24 de janeiro de 2019 | 15:35

Nota à Imprensa: Alterações na Lei de Acesso à Informação prejudica o combate à corrupção

É com bastante estranheza e perplexidade que a nação brasileira recebe a edição do Decreto Federal 9.690, que altera a Lei de Acesso à Informação, assinado ontem pelo presidente em exercício Hamilton Mourão.
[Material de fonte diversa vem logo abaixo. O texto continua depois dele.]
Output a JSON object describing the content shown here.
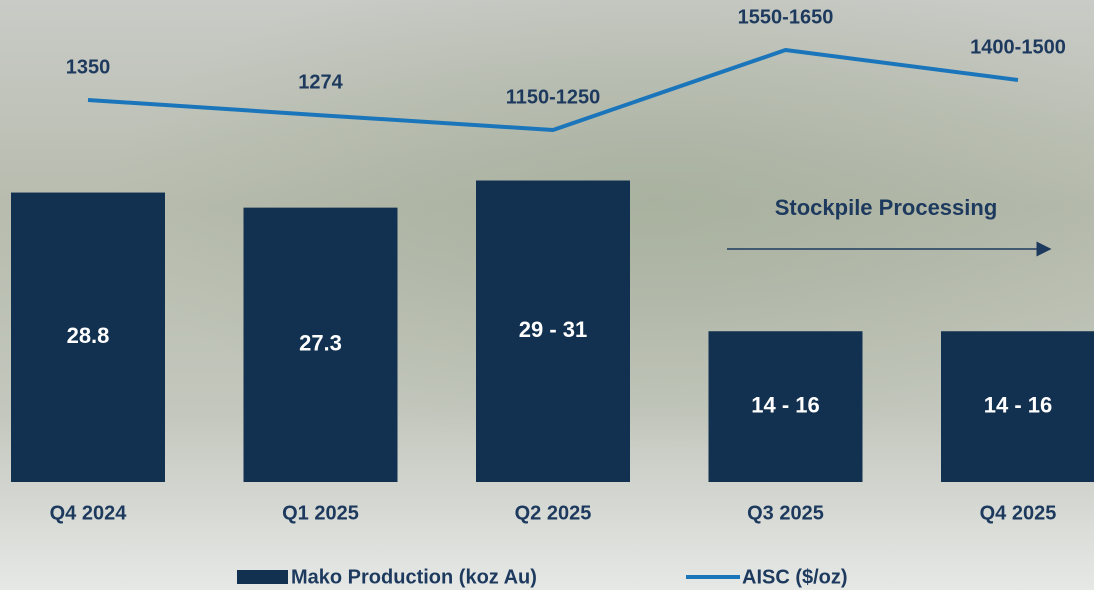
{
  "chart_data": {
    "type": "combo",
    "categories": [
      "Q4 2024",
      "Q1 2025",
      "Q2 2025",
      "Q3 2025",
      "Q4 2025"
    ],
    "series": [
      {
        "name": "Mako Production (koz Au)",
        "type": "bar",
        "color": "#12304f",
        "values": [
          28.8,
          27.3,
          30,
          15,
          15
        ],
        "value_labels": [
          "28.8",
          "27.3",
          "29 - 31",
          "14 - 16",
          "14 - 16"
        ]
      },
      {
        "name": "AISC ($/oz)",
        "type": "line",
        "axis": "y2",
        "color": "#1b75bb",
        "values": [
          1350,
          1274,
          1200,
          1600,
          1450
        ],
        "value_labels": [
          "1350",
          "1274",
          "1150-1250",
          "1550-1650",
          "1400-1500"
        ]
      }
    ],
    "annotation": "Stockpile Processing"
  }
}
O Decreto em questão, com força normativa imediata, foi editado sem prévia e necessária discussão pelo Conselho de Transparência Pública e Combate à Corrupção da CGU e, obviamente, sem se submeter a processo legislativo no Congresso, reduzindo a transparência pública e dando poderes a assessores comissionados de classificar documentos como reservados, secretos e ultrassecretos, impedindo abruptamente que a sociedade conheça seus teores.

Em governos democráticos, como regra, nada pode ser escondido. A sociedade tem o direito de fiscalizar os atos praticados pelos detentores do Poder, sendo a transparência o principal instrumento para o enfrentamento efetivo da corrupção e principal mote de campanha do Presidente. Sem falar na enorme importância que trouxe ao trabalho da imprensa nacional, imprescindível para a manutenção de uma democracia saudável.
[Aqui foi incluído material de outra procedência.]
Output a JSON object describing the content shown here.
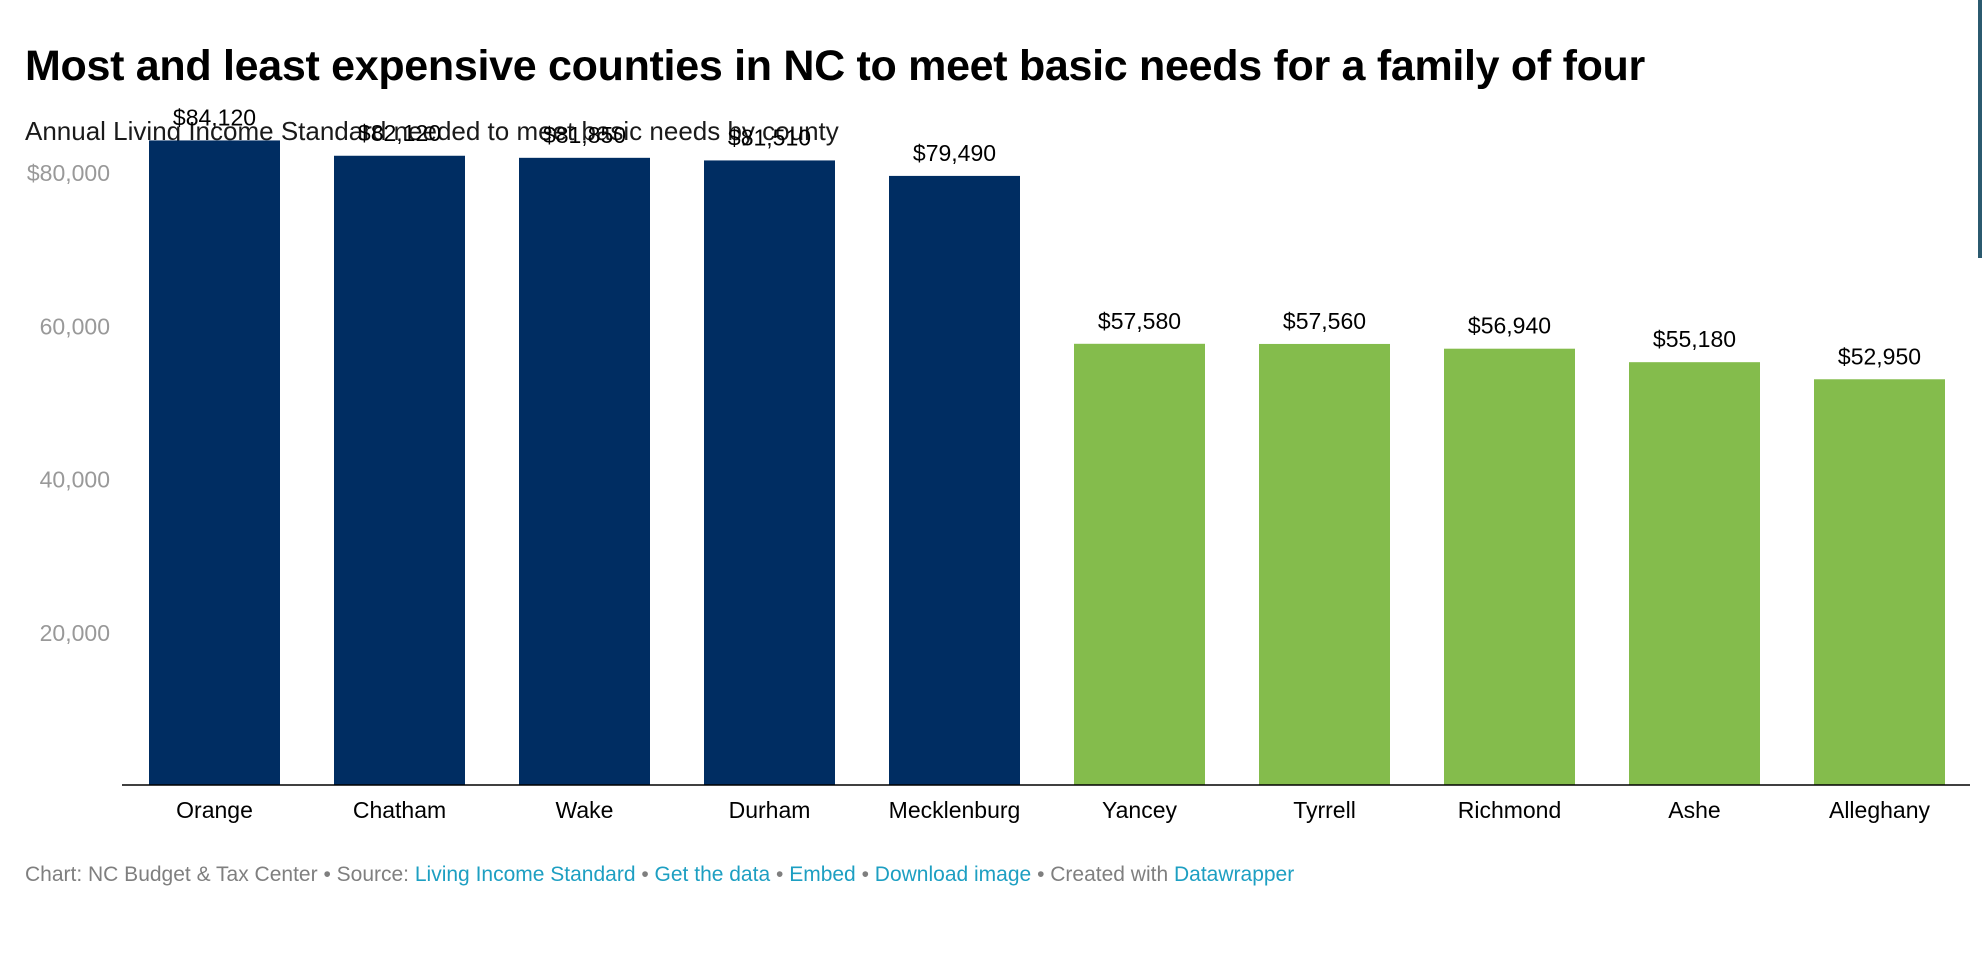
{
  "header": {
    "title": "Most and least expensive counties in NC to meet basic needs for a family of four",
    "subtitle": "Annual Living Income Standard needed to meet basic needs by county"
  },
  "chart_data": {
    "type": "bar",
    "title": "Most and least expensive counties in NC to meet basic needs for a family of four",
    "subtitle": "Annual Living Income Standard needed to meet basic needs by county",
    "categories": [
      "Orange",
      "Chatham",
      "Wake",
      "Durham",
      "Mecklenburg",
      "Yancey",
      "Tyrrell",
      "Richmond",
      "Ashe",
      "Alleghany"
    ],
    "values": [
      84120,
      82120,
      81850,
      81510,
      79490,
      57580,
      57560,
      56940,
      55180,
      52950
    ],
    "value_labels": [
      "$84,120",
      "$82,120",
      "$81,850",
      "$81,510",
      "$79,490",
      "$57,580",
      "$57,560",
      "$56,940",
      "$55,180",
      "$52,950"
    ],
    "bar_colors": [
      "#002d62",
      "#002d62",
      "#002d62",
      "#002d62",
      "#002d62",
      "#84bc4c",
      "#84bc4c",
      "#84bc4c",
      "#84bc4c",
      "#84bc4c"
    ],
    "yticks": [
      20000,
      40000,
      60000,
      80000
    ],
    "ytick_labels": [
      "20,000",
      "40,000",
      "60,000",
      "$80,000"
    ],
    "ylim": [
      0,
      90000
    ],
    "grid": false,
    "legend": "none",
    "xlabel": "",
    "ylabel": ""
  },
  "colors": {
    "most_expensive": "#002d62",
    "least_expensive": "#84bc4c",
    "tick_label": "#999999",
    "link": "#1d9fc2",
    "footer_text": "#7f7f7f"
  },
  "footer": {
    "chart_credit": "Chart: NC Budget & Tax Center",
    "source_prefix": "Source:",
    "source_link": "Living Income Standard",
    "get_data": "Get the data",
    "embed": "Embed",
    "download": "Download image",
    "created_with": "Created with",
    "datawrapper": "Datawrapper",
    "separator": "•"
  }
}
Há séculos os países democráticos normatizam o acesso a informações públicas. Apesar do grande atraso em relação ao mundo, o Brasil desde 2012 entrou em uma rota de consolidação da cultura da transparência, que é profundamente truncada e obstruída pela edição do decreto em foco.

Trata-se de ato de força que se pratica na contramão do imperativo da transparência e na contramão do princípio constitucional da publicidade, que deve ser revisto a bem do espírito republicano e dos cânones democráticos.